Ao se pronunciar em nome da Liderança do Partido dos Trabalhadores, o deputado Rogério Correia criticou a celeridade que o presidente da Câmara, deputado Arthur Lira (PP-AL) está dando à análise da proposta.

“Ele (Arthur Lira) já determinou quem vai ser o presidente, quem vai ser o relator antes de ser aprovado na Comissão de Constituição e Justiça. Então, é uma pressa que se dá exatamente nesse período de pandemia, correndo o risco de que esse debate não seja realizado com a precisão e a necessidade que ele tem, e sim através do tratoraço”, alertou o deputado, se referindo às denúncias veiculadas pelo jornal O Estado de S. Paulo neste domingo (9)

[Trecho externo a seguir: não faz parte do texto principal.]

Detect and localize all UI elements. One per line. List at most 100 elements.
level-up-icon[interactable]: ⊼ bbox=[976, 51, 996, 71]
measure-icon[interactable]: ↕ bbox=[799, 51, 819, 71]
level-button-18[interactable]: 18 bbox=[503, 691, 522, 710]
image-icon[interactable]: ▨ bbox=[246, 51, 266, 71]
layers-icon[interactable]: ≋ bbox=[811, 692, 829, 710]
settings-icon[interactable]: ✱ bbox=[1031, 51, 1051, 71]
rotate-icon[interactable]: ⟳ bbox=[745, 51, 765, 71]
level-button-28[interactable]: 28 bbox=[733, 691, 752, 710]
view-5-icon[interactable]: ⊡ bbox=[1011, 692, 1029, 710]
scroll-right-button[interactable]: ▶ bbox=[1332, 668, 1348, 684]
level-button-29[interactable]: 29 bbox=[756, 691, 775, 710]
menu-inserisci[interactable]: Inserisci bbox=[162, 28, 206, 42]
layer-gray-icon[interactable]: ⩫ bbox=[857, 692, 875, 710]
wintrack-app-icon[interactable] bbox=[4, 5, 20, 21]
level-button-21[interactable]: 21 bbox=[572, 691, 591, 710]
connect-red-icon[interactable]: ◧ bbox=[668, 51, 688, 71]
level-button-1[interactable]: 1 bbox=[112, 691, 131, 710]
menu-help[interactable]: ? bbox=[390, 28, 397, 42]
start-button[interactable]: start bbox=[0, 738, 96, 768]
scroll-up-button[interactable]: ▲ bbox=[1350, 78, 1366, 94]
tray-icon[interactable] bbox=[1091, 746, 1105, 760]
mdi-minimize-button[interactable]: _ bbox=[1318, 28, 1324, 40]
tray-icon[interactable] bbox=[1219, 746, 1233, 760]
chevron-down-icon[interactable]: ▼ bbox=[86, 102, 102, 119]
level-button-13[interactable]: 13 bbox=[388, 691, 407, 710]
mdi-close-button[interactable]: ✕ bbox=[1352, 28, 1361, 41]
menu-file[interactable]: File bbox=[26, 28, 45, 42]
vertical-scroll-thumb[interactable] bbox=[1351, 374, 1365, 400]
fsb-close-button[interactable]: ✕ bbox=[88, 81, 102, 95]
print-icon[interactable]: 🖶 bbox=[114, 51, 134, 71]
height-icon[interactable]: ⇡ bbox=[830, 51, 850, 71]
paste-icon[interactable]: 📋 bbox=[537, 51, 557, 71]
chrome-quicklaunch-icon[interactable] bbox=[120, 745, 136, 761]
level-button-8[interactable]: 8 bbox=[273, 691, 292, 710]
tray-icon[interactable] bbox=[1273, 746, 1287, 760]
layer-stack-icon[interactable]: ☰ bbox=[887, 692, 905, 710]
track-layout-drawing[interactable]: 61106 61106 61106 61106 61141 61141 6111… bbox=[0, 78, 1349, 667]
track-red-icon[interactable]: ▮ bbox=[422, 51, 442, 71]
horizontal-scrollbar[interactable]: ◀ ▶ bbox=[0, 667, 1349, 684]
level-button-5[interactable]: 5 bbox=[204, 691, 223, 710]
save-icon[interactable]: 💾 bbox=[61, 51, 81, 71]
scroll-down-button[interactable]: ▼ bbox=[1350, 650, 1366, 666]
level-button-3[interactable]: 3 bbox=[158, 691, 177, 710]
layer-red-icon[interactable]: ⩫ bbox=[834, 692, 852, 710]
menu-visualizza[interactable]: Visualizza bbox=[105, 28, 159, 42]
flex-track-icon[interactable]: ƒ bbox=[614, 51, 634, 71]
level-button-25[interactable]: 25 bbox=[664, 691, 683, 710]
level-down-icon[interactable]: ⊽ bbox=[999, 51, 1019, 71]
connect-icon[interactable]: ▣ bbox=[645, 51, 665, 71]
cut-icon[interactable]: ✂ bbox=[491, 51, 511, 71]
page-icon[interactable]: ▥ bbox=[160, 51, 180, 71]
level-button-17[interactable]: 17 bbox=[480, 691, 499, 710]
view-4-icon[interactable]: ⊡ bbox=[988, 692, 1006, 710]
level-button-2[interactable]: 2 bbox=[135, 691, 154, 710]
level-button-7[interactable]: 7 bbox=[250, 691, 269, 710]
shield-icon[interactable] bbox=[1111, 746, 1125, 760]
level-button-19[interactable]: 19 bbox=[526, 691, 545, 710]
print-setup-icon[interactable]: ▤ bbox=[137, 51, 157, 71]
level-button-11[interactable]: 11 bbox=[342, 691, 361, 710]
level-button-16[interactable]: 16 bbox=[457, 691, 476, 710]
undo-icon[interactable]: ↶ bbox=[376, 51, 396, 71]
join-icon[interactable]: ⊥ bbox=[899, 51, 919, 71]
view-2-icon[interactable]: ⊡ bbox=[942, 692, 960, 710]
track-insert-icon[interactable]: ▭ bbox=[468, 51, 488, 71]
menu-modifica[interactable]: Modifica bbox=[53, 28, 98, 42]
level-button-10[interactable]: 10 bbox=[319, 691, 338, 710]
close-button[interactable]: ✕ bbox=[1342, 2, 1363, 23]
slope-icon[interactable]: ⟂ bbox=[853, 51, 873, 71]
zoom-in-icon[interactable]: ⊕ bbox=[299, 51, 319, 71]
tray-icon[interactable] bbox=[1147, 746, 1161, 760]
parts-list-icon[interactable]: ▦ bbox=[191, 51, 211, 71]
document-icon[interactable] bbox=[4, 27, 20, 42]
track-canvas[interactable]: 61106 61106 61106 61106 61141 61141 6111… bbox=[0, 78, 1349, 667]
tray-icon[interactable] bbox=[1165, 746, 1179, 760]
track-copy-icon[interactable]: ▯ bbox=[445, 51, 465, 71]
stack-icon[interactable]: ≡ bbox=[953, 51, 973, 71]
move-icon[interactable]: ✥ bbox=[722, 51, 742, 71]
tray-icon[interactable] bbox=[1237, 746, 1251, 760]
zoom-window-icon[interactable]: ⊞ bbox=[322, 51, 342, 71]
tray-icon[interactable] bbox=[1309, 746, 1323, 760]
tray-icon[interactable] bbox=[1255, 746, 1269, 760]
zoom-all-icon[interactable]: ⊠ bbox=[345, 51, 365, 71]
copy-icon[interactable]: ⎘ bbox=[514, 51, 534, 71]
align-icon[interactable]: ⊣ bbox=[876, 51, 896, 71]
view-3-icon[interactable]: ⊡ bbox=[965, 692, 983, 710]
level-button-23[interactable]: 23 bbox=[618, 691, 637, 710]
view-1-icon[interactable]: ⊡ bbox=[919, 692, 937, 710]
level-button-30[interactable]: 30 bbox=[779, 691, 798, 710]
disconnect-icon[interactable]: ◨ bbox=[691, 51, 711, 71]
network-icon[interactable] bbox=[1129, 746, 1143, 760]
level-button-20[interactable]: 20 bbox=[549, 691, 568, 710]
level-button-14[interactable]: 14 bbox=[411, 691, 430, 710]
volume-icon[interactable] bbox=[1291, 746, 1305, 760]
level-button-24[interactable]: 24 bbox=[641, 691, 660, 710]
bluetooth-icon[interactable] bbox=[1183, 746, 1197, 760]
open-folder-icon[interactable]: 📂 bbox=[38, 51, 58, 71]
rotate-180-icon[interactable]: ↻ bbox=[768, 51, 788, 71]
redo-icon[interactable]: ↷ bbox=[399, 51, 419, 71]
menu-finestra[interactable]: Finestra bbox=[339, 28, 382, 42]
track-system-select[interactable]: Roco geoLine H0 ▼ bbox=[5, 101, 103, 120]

Para Rogério Correia, essa “pressa” será a oportunidade de esclarecer como funciona isso. “Isto porque, as denúncias desse fim de semana colocam um orçamento secreto de R$ 3 bilhões em emendas para parte de deputados privilegiado para dar sustentação ao governo. Então, isso coloca em xeque se nós não fizermos um debate aprofundado desta emenda constitucional com todos esses problemas e polêmicos que estão colocados”, argumentou o parlamentar mineiro.

Rejeição da PEC

Rogério Correia também é da opinião que a PEC 32 fere os princípios constitucionais e, portanto, não poderia ser aceita pela Câmara dos Deputados. “É uma emenda constitucional completamente nefasta. Ela modifica a alma da Constituição 1988 e tinha que ser devolvida. O presidente da Câmara não devia sequer ter recebido isso”, criticou.

“Eu chamo a atenção dos deputados e deputadas, que talvez vão aprovar isso. Essa reforma não terá a menor guarida do Senado. Os senadores não vão aprová-la, vai ser um desgaste”,  afirmou Rogério Correia.